The other side of my family was more light-skinned and fair. My grandmother's voice possessed a haunting accent-face always set in a half-despairing expression. Life for her hadn't been easy. She'd come to America from Odessa, a seaport town in southern Russia. It was a town not unlike Duluth, the same kind of temperament, climate and landscape and right on the edge of a big body of water.
Originally, she'd come from Turkey, sailed from Trabzon, a port town, across the Black Sea-the sea that the ancient Greeks called the Euxine-the one that Lord Byron wrote about in Don Juan.

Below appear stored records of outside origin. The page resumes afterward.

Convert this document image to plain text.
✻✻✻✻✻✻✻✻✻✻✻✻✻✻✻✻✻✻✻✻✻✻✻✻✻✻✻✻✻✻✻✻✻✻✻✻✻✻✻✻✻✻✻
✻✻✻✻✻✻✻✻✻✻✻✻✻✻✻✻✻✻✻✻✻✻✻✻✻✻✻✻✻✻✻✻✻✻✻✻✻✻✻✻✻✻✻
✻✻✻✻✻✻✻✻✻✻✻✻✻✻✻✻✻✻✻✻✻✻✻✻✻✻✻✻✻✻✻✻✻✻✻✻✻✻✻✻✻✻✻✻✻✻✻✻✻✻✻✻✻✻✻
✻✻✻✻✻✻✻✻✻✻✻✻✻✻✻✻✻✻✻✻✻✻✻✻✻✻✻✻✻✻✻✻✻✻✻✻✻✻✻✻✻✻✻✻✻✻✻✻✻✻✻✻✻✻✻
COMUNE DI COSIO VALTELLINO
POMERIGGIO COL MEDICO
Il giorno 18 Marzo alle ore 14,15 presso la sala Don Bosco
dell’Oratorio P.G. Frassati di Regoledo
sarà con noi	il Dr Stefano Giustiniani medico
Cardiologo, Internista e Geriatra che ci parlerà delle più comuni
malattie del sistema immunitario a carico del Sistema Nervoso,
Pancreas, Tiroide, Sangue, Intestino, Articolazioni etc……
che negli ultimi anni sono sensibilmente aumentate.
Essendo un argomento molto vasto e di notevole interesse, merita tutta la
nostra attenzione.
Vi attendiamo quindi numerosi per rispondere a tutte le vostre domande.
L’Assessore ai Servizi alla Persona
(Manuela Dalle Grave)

Her family was from Kagizman, a town in Turkey near the Armenian border, and the family name had been Kirghiz. My grandfather's parents had also come from that same area, where they had been mostly shoemakers and leatherworkers.
My grandmother's ancestors had been from Constantinople. As a teenager, I used to sing the Ritchie Valens song "In a Turkish Town" with the lines in it about the "mystery Turks and the stars above," and it seemed to suit me more than "La Bamba," the song of Ritchie's that everbody else sang and I never knew why. My mother even had a friend names Nellie Turk and I'd grown up with her alwats around.
There were no Ritchie Valens records up at Ray's place, "Turkish Town" or otherwise. Mostly, it was classical music and jazz bands.
That's right. Dylan's roots go back to Turkey. There is no bigger fan of Dylan than I. Ever since i heard "The Lonesome Death of Hattie Carol" I've been in awe of the man. Lately I haven't got a cgance to listen to much of his music. I did get to see him on TV the other night. He was playing himself, on "Dharma and Greg." Talk about lame TV shows, but his voice was mesmerizing.